How experience changes basics of memory formation
We know instinctively that our experiences shape the way we learn. If we are highly familiar with a particular task, like cooking for example, learning a new recipe is much easier than it was when we were a novice. New research from the University of California, Davis, shows that experience also changes the way our neurons become plastic and form new memories.
The work is published online in the journal Neuropsychopharmacology.
"Our main question was, how does experience modify the way that the brain learns?" said Brian Wiltgen, associate professor at the UC Davis Department of Psychology and Center for Neuroscience. "If you zoom all the way down to the level of a neuron, does experience alter the way that it becomes plastic?"
Wiltgen's laboratory uses laboratory mice to understand the cellular and molecular mechanisms underlying learning and memory in a brain structure called the hippocampus. Unlike their wild cousins, lab mice are safe from predators, warm, well-fed and well-cared for, but they don't have the same variety of life experience as a wild mouse.
Decades of research with laboratory rodents has shown that a protein called the NMDA receptor, found at the connection between nerve cells, is essential for forming new memories. If you train mice on a simple task, you can prevent them from learning by giving them a drug that blocks the NMDA receptor.
Graduate students Ana Crestani and Jamie Krueger in Wiltgen's group used a simple but robust training procedure called "contextual fear conditioning." Mice were placed in a novel environment (where they had never been before) and after a few minutes received a mild foot shock through electrified grids on the floor. The sensation is about the same as placing your tongue on a battery. The shock startled the mice and, as a result, they learned to be scared of the new context. Consistent with other work done in laboratory mice, they found that if NMDA receptors were blocked, animals showed no memory for the experience the following day.
To see if experienced animals learned the same way, the researchers trained mice who had previously undergone fear conditioning but in a different environment. When these animals were trained in a new context they could develop a response even when NMDA receptors were blocked.
"This suggests that experienced animals form memories using different plasticity mechanisms than naive subjects even if they are learning about the exact same thing," Wiltgen said. In other words, the way our neurons form new connections depends on their prior history, a phenomenon called metaplasticity.
Animals form memories by creating and strengthening connections between networks of neurons. Wiltgen's hypothesis was that if an existing network was reactivated, it might form connections in new ways.

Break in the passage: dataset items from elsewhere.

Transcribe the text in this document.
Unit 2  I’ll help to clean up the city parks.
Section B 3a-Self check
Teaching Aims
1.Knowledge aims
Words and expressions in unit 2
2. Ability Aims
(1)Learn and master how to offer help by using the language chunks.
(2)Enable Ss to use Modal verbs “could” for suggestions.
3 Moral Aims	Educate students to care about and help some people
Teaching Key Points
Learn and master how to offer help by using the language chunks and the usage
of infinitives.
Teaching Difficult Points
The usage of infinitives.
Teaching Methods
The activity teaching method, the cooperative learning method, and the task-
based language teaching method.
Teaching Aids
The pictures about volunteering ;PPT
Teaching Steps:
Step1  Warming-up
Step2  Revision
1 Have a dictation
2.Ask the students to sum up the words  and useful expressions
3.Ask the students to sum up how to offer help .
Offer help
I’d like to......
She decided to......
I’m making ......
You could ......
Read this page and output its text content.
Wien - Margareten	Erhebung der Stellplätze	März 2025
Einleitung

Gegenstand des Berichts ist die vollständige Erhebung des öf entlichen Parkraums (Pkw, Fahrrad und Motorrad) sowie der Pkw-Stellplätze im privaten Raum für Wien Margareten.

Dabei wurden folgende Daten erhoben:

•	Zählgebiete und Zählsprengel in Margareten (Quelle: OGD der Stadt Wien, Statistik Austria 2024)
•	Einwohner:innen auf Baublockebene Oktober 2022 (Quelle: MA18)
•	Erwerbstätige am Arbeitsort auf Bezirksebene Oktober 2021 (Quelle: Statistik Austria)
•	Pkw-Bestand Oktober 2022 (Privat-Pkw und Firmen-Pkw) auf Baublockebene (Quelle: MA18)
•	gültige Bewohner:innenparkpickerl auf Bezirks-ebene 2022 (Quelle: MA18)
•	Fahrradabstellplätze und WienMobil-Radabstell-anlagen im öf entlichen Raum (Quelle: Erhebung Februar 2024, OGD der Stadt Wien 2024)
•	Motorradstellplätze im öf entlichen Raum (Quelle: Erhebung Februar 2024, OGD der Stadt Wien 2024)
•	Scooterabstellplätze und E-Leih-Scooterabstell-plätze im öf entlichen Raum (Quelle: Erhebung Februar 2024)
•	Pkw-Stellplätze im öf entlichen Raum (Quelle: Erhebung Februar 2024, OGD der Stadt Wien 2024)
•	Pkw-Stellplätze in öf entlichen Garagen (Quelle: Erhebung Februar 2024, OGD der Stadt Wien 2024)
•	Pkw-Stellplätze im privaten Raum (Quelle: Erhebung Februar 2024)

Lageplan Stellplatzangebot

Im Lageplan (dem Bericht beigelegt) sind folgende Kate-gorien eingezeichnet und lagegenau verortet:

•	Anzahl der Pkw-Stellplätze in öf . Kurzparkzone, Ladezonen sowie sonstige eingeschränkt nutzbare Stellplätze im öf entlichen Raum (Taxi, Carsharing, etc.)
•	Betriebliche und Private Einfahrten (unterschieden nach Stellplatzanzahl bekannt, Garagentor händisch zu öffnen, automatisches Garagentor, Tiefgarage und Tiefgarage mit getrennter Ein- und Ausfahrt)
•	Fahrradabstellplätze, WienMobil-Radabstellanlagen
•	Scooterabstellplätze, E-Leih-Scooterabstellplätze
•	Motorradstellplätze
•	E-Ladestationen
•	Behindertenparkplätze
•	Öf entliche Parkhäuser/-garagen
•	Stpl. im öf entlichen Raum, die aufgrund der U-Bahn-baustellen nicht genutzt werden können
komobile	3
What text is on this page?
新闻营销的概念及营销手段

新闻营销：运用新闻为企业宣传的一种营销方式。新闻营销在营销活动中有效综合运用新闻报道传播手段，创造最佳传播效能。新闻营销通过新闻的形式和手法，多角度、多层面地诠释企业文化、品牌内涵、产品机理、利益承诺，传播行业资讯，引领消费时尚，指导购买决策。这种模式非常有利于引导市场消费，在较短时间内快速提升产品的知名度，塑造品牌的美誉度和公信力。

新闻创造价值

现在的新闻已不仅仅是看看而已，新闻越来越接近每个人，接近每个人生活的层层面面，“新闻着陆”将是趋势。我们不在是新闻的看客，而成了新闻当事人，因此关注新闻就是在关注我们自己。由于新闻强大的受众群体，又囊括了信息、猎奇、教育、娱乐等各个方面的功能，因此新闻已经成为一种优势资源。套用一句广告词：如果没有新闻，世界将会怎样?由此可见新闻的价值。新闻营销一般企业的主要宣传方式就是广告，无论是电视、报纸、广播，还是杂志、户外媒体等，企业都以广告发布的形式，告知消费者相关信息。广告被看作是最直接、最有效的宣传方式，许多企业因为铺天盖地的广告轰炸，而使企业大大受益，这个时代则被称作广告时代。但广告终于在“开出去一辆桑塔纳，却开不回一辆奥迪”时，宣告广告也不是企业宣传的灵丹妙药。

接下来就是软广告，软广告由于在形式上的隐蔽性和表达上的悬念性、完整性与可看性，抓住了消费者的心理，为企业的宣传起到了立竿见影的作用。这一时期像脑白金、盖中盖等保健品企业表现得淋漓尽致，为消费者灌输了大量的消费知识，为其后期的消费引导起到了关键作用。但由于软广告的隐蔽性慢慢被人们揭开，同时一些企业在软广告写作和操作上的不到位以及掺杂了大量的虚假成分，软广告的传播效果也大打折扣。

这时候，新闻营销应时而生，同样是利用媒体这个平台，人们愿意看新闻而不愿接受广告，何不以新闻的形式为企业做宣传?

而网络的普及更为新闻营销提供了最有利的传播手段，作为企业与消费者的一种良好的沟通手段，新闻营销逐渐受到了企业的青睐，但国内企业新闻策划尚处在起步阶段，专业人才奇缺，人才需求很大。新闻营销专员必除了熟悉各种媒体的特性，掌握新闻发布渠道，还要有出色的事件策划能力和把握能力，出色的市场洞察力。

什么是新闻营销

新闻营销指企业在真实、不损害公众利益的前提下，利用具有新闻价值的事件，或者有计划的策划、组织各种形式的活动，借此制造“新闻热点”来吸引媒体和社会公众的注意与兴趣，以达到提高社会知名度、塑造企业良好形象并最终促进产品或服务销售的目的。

"In our experiments, we found that previously activated neurons were more excitable than their neighbors. That is, they fired many more action potentials when stimulated," Wiltgen said.
They hypothesized that the excitable state of these neurons could make them capable of different kinds of plasticity—as if the network were amped up and ready to learn new information.
To demonstrate this, they worked with mice in which previously activated neurons glow with green fluorescent protein, or GFP. Co-author John Gray, assistant professor in the Department of Neurology and Center for Neuroscience, and his graduate student, Eden Barragan, measured the excitability of these cells, finding that the GFP cells in previously activated networks were indeed more excitable than other neurons.
Importantly, when they trained experienced mice on the contextual fear conditioning task, they found that GFP cells were preferentially activated, suggesting that they formed the new memory. Interestingly, the way they did so was unique. Instead of using NMDA receptors, these neurons appeared to use a different molecule, the metabotropic glutamate receptor.
"When animals learn something completely new, it activates NMDA receptors, which strengthen synapses and forms a new memory network. In addition, the activated cells become more excitable, which allows them to encode additional information using a different receptor," Wiltgen said.
These findings provide insight into the way new experiences are integrated with established memories—something that animals, including humans, do every day. Yet as Wiltgen admits, his laboratory animals are still very naive compared to their wild relatives.
"A wild rodent would learn about hundreds of environments and whether they were safe or dangerous. Our animals only learned about two. Nonetheless, our work moves us closer to understanding how experienced animals learn about the world, which may be quite different than we previously thought," he said.